Rev. Richard DeBaptiste and Mt. Healthy’s Black Community
Mt. Healthy, Hamilton County, Ohio was home to a thriving community of African Americans prior to the Civil War. The 1860 census records 230 people of color in the Mt. Healthy post office portion of Springfield Twp, comprising 50+ families. These were people born in all of the slave states of the South. Some families had children born in the south, and then younger children born in Ohio. This indicates that they weren’t just passing through on their way to Canada, but rather were settled residents. The census numbers hint at poignant stories: elderly parents born in Virginia, and extended family born in the cotton states of the deep south. How they made their way here would fill volumes with powerful stories. We can only guess at how, and why Mt. Healthy, since this part of our history has not been preserved.
There were skilled men in this community: no less than 9 men whose occupation was work on steamboats, a blacksmith, a plasterer, an engineer, and a number families whose property values were substantial – a sprinkling of affluent farmers. The landscape painter Robert Duncanson lived for a time with a wealthy Black farmer, Reuben Graham, and marrying into that family before moving on to Cincinnati to pursue his artistic career.
One notable member of this community in 1860 was the Rev. Richard DeBaptiste (1831-1901), the Baptist minister and teacher who later in life was considered one of the most important Black church leaders of his time. He taught school here in Mt.

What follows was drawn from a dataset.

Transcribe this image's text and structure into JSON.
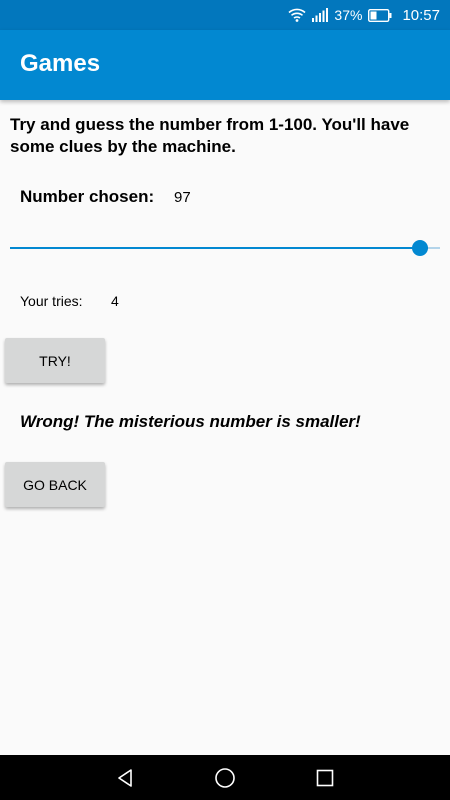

Healthy, supported his family by his trade as a plasterer (recorded in the census) and by request of Baptist members of the community, he was ordained as a Baptist minister to serve Mt. Healthy.
DeBaptiste’s presence in Mt. Healthy is a reason for pride. He was from a prosperous free Black family in Fredericksburg, Virginia. One of his grandfathers fought in the Revolutionary War. An uncle served in the War of 1812. Richard’s father courageously resisted Virginia laws that made it illegal for people of color to receive an education, by secretly providing schooling for black youth in his own home. The anti-Black atmosphere in Virginia became so repressive that the DeBaptistes, along with a group other free Black families, migrated to Detroit around 1840. (from Carter Woodson, A Century of Negro Migration, 1918) Richard took his secondary education with the Quaker abolitionist Richard Dillingham (1823-1850), who died in prison for aiding fugitives from slavery. He also studied with Samuel H. Davis (1810-1907), a minister of the Second Baptist Church in Detroit. The Rev. Davis was also a leader in Underground Railroad work, and with the resettlement of fugitives in the Dawn settlement in Ontario, Canada.
Richard’s relative (uncle or cousin?) George DeBaptiste (ca.1815-1875), famous for his Underground Railroad work, may have been responsible for bringing Richard to Cincinnati – we don’t know. George and his wife Lucinda appear in the church rolls of Union Baptist Church in Cincinnati in the early 1830s. George conducted Underground Railroad work in the river town of Madison, Indiana from around 1838-1846, and from there moved to Detroit where he not only was renowned for moving freedom seekers north to Canada, but famously met with the abolitionist John Brown.
Cincinnati’s Union Baptist Church, located in downtown Cincinnati, the earliest Cincinnati Black church of that denomination (organized 1831), was active in anti-slavery work and the Underground Railroad. The church records indicate that Mt. Healthy members of that church requested in 1860 that Richard be ordained as a minister for a new Mt. Healthy congregation.
A committee of two Black and two White Baptist churches jointly ordained DeBaptiste in a ceremony held in Mt. Healthy in April 1860. From here, DeBaptiste moved in 1863 to Chicago to lead the Olivet Baptist Church and to be a pioneer in the development of the Baptist denomination. He is included in numerous books and articles that list African Americans of note.
Historians assert that African American churches in the era of slavery were hubs for local Underground Railroad activity. “…Almost every Negro minister was otherwise engaged in spiriting away fugitives from the slaveholding States through the North into Canada. They were in touch with men in other centers, found out what was going on, learned what was the trend of things, and planned to act accordingly. (Carter Woodson, The History of the Negro Church, 1921, p. 170) The Black Underground Railroad history has yet to be told.
This is just one tidbit in the as-yet hidden Black history in Mt. Healthy in the pre-Civil War era. How do we reconstruct and restore this rich history to its rightful place in our history? Arlette Merritt, descendant of freed slave Anthony Nelson, preserves the oral history of her ancestors. Are there families around the country, descendants of other early residents, who have also preserved some oral history of this time? Will more pieces of this interesting puzzle be discovered?